AbstractDespite the higher prevalence of post-traumatic stress disorder (PTSD) in women, the majority of preclinical neuroscience research has been conducted utilizing male subjects. We have found that male rats exposed to the predator scent 2,4,5-trimethyl-3-thiazoline (TMT) show heterogenous development of long-term anxiety-like behavior and conditioned fear to the TMT environment. Stress-Resilient males exhibit increased mGlu5 mRNA expression in the basolateral amygdala (BLA) and prefrontal cortex. Here we sought to determine whether the same behavioral and genetic responses would be observed in female rats exposed to TMT. Sprague-Dawley rats were exposed to TMT for ten minutes, while Controls were exposed to an unscented environment. Anxiety and anhedonia were assessed 7-14 days later with elevated plus maze (EPM), acoustic startle response (ASR), light/dark box, and sucrose preference test. TMT-exposed females spent less time in the EPM open arms and exhibited greater startle amplitude, and reduced sucrose intake compared to Controls.

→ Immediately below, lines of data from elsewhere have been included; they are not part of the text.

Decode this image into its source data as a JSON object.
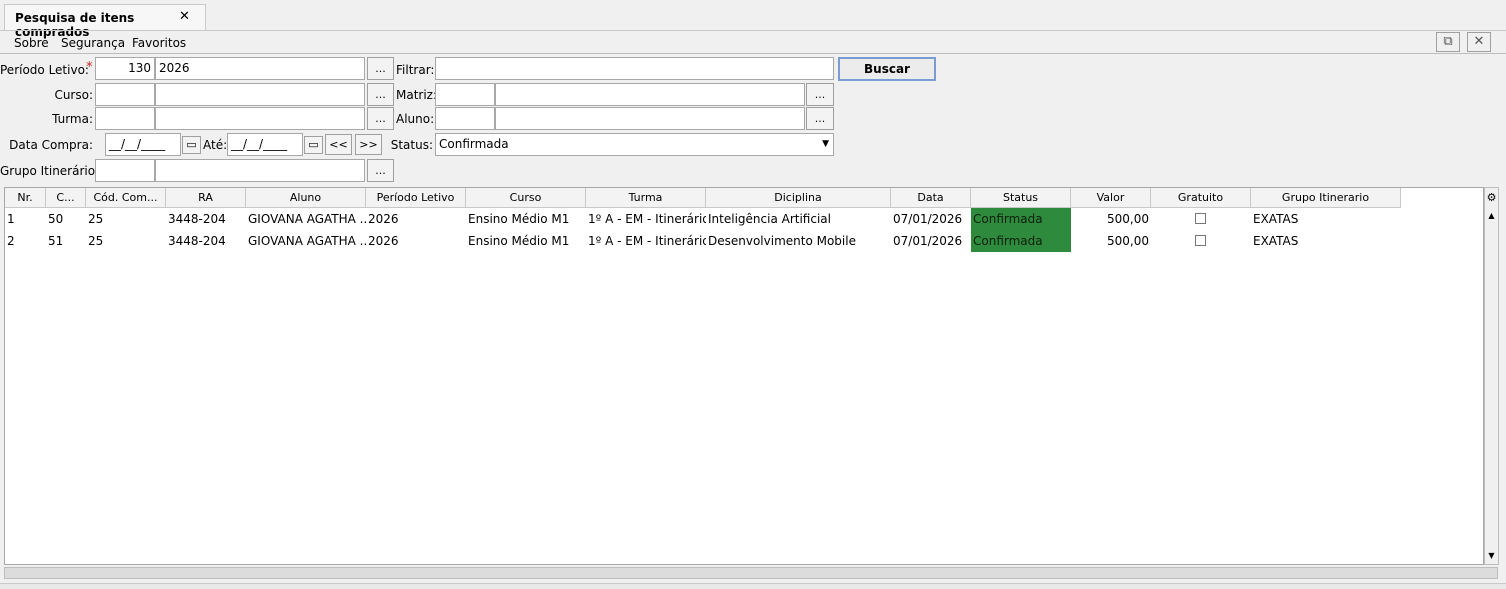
{
  "tab": {
    "title": "Pesquisa de itens comprados",
    "close": "✕"
  },
  "menu": {
    "sobre": "Sobre",
    "seguranca": "Segurança",
    "favoritos": "Favoritos"
  },
  "window_buttons": {
    "popout": "⧉",
    "close": "✕"
  },
  "form": {
    "periodo_label": "Período Letivo:",
    "periodo_code": "130",
    "periodo_desc": "2026",
    "filtrar_label": "Filtrar:",
    "filtrar_value": "",
    "buscar_label": "Buscar",
    "curso_label": "Curso:",
    "matriz_label": "Matriz:",
    "turma_label": "Turma:",
    "aluno_label": "Aluno:",
    "data_compra_label": "Data Compra:",
    "data_compra_value": "__/__/____",
    "ate_label": "Até:",
    "ate_value": "__/__/____",
    "prev_label": "<<",
    "next_label": ">>",
    "status_label": "Status:",
    "status_value": "Confirmada",
    "grupo_label": "Grupo Itinerário:",
    "ellipsis": "..."
  },
  "grid": {
    "columns": [
      "Nr.",
      "C...",
      "Cód. Com...",
      "RA",
      "Aluno",
      "Período Letivo",
      "Curso",
      "Turma",
      "Diciplina",
      "Data",
      "Status",
      "Valor",
      "Gratuito",
      "Grupo Itinerario"
    ],
    "rows": [
      {
        "nr": "1",
        "c": "50",
        "cod": "25",
        "ra": "3448-204",
        "aluno": "GIOVANA AGATHA ...",
        "periodo": "2026",
        "curso": "Ensino Médio M1",
        "turma": "1º A - EM - Itinerário",
        "disciplina": " Inteligência Artificial",
        "data": "07/01/2026",
        "status": "Confirmada",
        "valor": "500,00",
        "grupo": "EXATAS"
      },
      {
        "nr": "2",
        "c": "51",
        "cod": "25",
        "ra": "3448-204",
        "aluno": "GIOVANA AGATHA ...",
        "periodo": "2026",
        "curso": "Ensino Médio M1",
        "turma": "1º A - EM - Itinerário",
        "disciplina": "Desenvolvimento Mobile",
        "data": "07/01/2026",
        "status": "Confirmada",
        "valor": "500,00",
        "grupo": "EXATAS"
      }
    ],
    "status_color": "#2e8b3e"
  }
}
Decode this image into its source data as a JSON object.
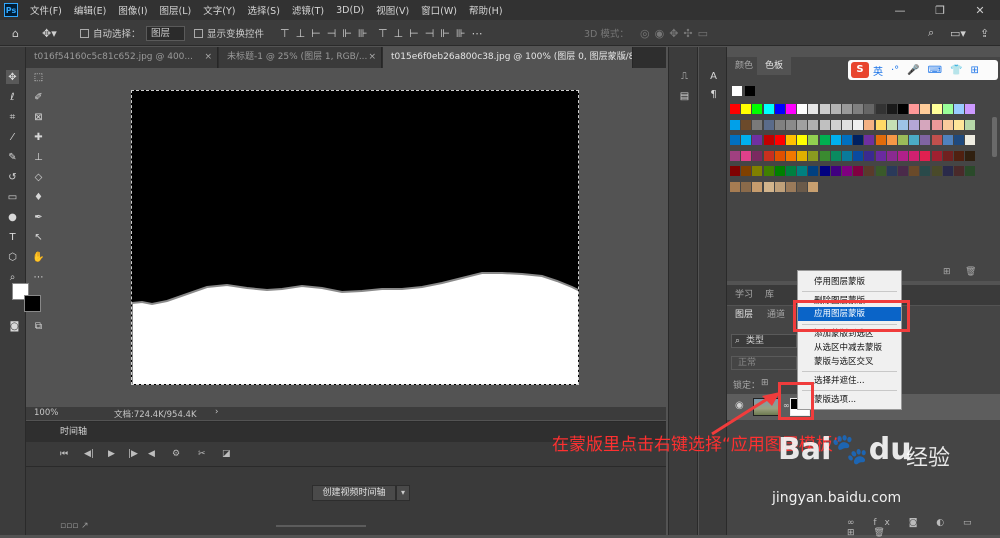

Median split analyses conducted on EPM and sucrose intake yielded phenotypes that displayed behavior in the light/dark box consistent with EPM and sucrose testing. Unlike male Susceptible rats, female Susceptible rats showed no freezing when re-exposed to the TMT context, nor did Resilient female rats present elevated BLA mGlu5 mRNA levels. Instead, Susceptible females had greater BLA mGlu5 than Resilient or Control rats. This work indicates that, as in humans, rats exhibit sex-dependent responses to stress. This translational animal model may provide insight into how females are uniquely affected by PTSD.